「トランプの天敵」CNNの論調は親会社交代で変化?トランプ氏退任後に視聴者数激減

新社長「極端な論調がブランドイメージを傷つけた」
ライター/SAKISIRU編集部

反トランプの急先鋒として知られる、米CNNが今後はニュース番組から党派性を排除する方向で検討していることが明らかになった。新興のニュースサイト「アクシオス」が7日、CNNが今後、党派性の排除に対応できないアンカーやパーソナリティを更迭する可能性があることをスクープした。

米アトランタのCNN本社(SeanPavonePhoto /iStock)

「トランプの天敵」と化したが…

CNNは、今年4月に米メディアグループ「ワーナー・ブラザース・ディスカバリー」の傘下になっていた。記事によると、新たにCNNの経営トップとなったクリス・リヒト氏は、「極端な論調がCNNのブランドイメージを傷つけている」とし、パーソナリティや番組からいかに党派性を排除できるかを評価しているという。

CNNの論調は、トランプ大統領時代、前社長のジェフ・ザッカー氏の下で、より党派的で戦闘的なものになっていき、CNNは「トランプの天敵」として知られていた。CNNは伝統的に政治的には米民主党に宥和的で、共和党に批判的な論調を展開していたが、特にトランプ氏に対しては激しい調子で批判していた。

トランプ氏の大統領選敗北が決まった2020年11月には、トランプ氏とナチスドイツの独裁者・ヒトラーを比較し、CNNの名物アンカー、クリスティアン・アマンプール氏は「過去4年間のトランプ大統領の行動は、第2次世界大戦中のナチスドイツのアドルフ・ヒトラーおよび幹部たちの行動に酷似している」と述べていた。

トランプ氏はトランプ氏で、CNNなどの特定メディアを指して「人類の敵」などとツイート。さらに、CNNのロゴをあしらったキャラクターをプロレス会場で繰り返し殴打する動画をツイッターに投稿するなど、両者のいさかいは一種の“ショー”と化していた。

トランプ氏(Gage Skidmore /flickr)

人気番組の視聴者数、7割減少!

「トランプ対CNN」は、視聴者数にも大きな影響を与えた。CNNは長年、視聴率や視聴者数でFoxニュースの後塵を拝していたが、米議事堂がトランプ氏の支持者によって占拠された昨年1月最初の週の平均視聴者数はFoxニュースの約2倍の820万人を記録した。
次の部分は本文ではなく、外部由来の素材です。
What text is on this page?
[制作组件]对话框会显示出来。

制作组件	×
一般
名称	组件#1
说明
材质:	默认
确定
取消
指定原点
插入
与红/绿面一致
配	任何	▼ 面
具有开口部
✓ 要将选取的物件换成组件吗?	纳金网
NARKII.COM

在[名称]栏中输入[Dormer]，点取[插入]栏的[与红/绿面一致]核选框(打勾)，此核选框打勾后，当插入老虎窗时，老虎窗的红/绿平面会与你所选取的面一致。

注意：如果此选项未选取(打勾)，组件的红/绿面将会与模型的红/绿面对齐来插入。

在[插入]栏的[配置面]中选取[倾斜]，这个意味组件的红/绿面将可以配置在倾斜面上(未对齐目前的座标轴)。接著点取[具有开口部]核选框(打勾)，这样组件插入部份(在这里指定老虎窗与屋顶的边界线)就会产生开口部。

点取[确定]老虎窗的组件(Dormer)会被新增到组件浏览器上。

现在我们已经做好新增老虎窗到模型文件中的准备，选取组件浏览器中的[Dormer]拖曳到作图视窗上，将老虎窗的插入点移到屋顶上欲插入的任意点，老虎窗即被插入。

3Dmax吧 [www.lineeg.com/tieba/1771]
ところが、トランプ氏が退任した後、「目玉コンテンツ」を失ったCNNは、視聴者数が激減。CNNの人気ニュース番組の視聴者数が70%も減少するなど苦戦を強いられていた。事業的にも迷走を極め、3億ドル(約400億円)を投じて今年3月に立ち上げたストリーミングサービスは約1カ月後の4月末に閉鎖していた。なお、トランプ氏は、このニュースに「視聴者が獲得できずにあっという間に終わらせるという決定をしたCNN+、おめでとう」との声明を出していた。

日本と異なり、アメリカでは報道機関の買収が少なくなく、親会社が変わるたびに論調が変化するケースもある。今回の親会社の交代に伴って、トランプ政権時代に拍車がかかったCNNの左派論調に変化はあるか。